In this article, we discuss the Settlement Guidelines draft, which has been published (in addition to Hearing Procedure and Fines Guidelines). Key elements for a respondent party entering into the Settlement procedure outlined in the draft include:
- Settlement (negotiations) may occur “before or after having sight of the Commission’s case.” (Section 3.7);
- that any settlement, other than in Article 20 proceedings, must include an admission of liability (Section 4);
- settlements are to achieve “procedural efficiency” and the “possibility of setting a precedent.” (Ibid.);
- a rather onerous 4-factor list of requirements demanded of parties opting for a settlement procedure, including (a) liability acknowledgement, (b) commitment to pay CCC’s fines or other remedies imposed pursuant to the Regulations (with an understanding that the party has been made aware of the maximum fine amount previously), (c) acknowledgement of procedural transparency, and (d) agreement not to seek additional access to the file or request further hearings on the matter. (Section 6);
- both the CCC as well as the affected party may withdraw from the procedure, with notice (Ibid., points 3-6);
- submissions made during the settlement procedure are not publicly available (nor to complainants), instead they are only made available for viewing (not copying) to other addressees of the investigation who are not settling (Ibid., point 7);
- COMESA member state competition authorities (NCAs) will be sent copies of the settlement submissions, under the same safeguard rules (Ibid., point 8);
Section 8 covers CCC investigations pursuant to all Articles other than Art. 20, i.e., Arts. 18, 21, and 22 investigations brought by the Commission. It lays out a time frame and procedure akin to what AAT perceives as a “quasi-leniency regime”, as it requires similarly onerous commitments: admission of liability, full disclosure of evidence related to the conduct at issue and its “implementation”, as well as a commitment to cease and desist from engaging in the conduct. The respondent party is subject to strict gag orders of non-disclosure of materials obtained during the investigation and settlement procedure, and it may propose “undertakings” to the CCC, which the Commission is not obligated to accept (point 7).
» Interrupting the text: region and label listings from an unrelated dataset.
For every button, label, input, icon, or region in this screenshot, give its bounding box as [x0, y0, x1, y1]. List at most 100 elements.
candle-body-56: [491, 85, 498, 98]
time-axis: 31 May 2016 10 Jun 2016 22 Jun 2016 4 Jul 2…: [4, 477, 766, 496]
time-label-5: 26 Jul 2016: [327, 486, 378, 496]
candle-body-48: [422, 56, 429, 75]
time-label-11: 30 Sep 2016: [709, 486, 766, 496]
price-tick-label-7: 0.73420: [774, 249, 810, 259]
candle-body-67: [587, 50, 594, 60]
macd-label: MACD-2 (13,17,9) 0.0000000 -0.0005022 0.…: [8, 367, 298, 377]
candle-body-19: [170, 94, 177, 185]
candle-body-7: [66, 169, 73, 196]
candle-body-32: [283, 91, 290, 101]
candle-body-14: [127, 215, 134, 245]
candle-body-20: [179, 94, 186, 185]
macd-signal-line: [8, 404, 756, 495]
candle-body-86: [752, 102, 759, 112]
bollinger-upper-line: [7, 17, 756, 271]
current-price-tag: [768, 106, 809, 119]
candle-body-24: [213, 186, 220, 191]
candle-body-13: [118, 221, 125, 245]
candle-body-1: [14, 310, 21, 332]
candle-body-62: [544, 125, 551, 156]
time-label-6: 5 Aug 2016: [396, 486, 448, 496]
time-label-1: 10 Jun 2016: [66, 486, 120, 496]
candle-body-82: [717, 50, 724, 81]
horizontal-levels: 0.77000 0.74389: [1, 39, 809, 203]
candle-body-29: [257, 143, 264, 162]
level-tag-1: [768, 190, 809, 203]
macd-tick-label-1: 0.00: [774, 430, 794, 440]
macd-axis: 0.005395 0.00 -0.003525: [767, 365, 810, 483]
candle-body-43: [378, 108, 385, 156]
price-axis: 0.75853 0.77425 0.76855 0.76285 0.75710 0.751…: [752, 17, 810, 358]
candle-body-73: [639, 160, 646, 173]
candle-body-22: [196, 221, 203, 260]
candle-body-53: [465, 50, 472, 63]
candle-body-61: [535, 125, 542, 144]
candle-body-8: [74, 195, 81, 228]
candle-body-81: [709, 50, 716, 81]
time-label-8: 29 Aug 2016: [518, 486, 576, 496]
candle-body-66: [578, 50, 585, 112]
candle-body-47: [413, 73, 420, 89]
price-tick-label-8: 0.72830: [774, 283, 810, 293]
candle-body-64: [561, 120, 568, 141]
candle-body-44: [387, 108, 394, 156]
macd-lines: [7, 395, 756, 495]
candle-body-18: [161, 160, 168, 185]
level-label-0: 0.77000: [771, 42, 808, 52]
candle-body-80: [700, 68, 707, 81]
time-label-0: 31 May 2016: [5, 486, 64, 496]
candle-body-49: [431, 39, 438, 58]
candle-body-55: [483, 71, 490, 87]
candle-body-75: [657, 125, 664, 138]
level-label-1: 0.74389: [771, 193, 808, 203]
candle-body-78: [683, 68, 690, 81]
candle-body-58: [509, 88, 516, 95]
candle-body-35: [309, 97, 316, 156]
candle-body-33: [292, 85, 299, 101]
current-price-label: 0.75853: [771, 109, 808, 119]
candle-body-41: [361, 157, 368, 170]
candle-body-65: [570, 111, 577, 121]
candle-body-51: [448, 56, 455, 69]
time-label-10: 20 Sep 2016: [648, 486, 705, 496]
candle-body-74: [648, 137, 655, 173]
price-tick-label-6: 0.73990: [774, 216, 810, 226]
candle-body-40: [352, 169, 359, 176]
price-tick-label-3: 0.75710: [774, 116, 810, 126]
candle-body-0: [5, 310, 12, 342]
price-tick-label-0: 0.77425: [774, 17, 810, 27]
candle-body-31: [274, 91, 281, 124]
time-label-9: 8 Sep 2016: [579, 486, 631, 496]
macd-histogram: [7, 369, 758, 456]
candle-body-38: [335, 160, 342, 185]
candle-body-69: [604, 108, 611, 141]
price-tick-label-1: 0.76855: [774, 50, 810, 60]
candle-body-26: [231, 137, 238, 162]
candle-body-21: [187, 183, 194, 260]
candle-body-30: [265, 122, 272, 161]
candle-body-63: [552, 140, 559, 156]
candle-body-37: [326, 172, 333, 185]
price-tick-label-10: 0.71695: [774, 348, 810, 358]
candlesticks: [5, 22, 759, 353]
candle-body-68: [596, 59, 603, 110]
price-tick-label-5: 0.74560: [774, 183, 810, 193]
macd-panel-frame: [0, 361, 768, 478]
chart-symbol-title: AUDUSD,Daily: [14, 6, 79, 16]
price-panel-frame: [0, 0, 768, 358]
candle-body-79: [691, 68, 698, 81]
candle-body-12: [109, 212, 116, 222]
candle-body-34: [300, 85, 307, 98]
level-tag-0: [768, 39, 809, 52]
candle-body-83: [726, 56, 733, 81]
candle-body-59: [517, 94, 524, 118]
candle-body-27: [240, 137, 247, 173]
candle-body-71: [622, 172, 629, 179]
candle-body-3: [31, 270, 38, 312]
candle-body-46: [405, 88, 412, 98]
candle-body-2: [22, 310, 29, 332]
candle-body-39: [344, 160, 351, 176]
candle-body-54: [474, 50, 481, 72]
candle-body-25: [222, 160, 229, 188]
The draft Settlement Guidelines highlight “efficiency, absence of subsequent litigation, and savings on resources” as three incentives for settlement (Section 12), although it is unclear to us how the CCC envisions to achieve legal certainty as to the second factor, namely protecting the settling respondent(s) from future follow-on litigation in other jurisdictions outside COMESA. Clarity in this regard will be required, as this promise appears to be unenforceable as an extraterritorial application of the COMESA Regulations and Guidelines.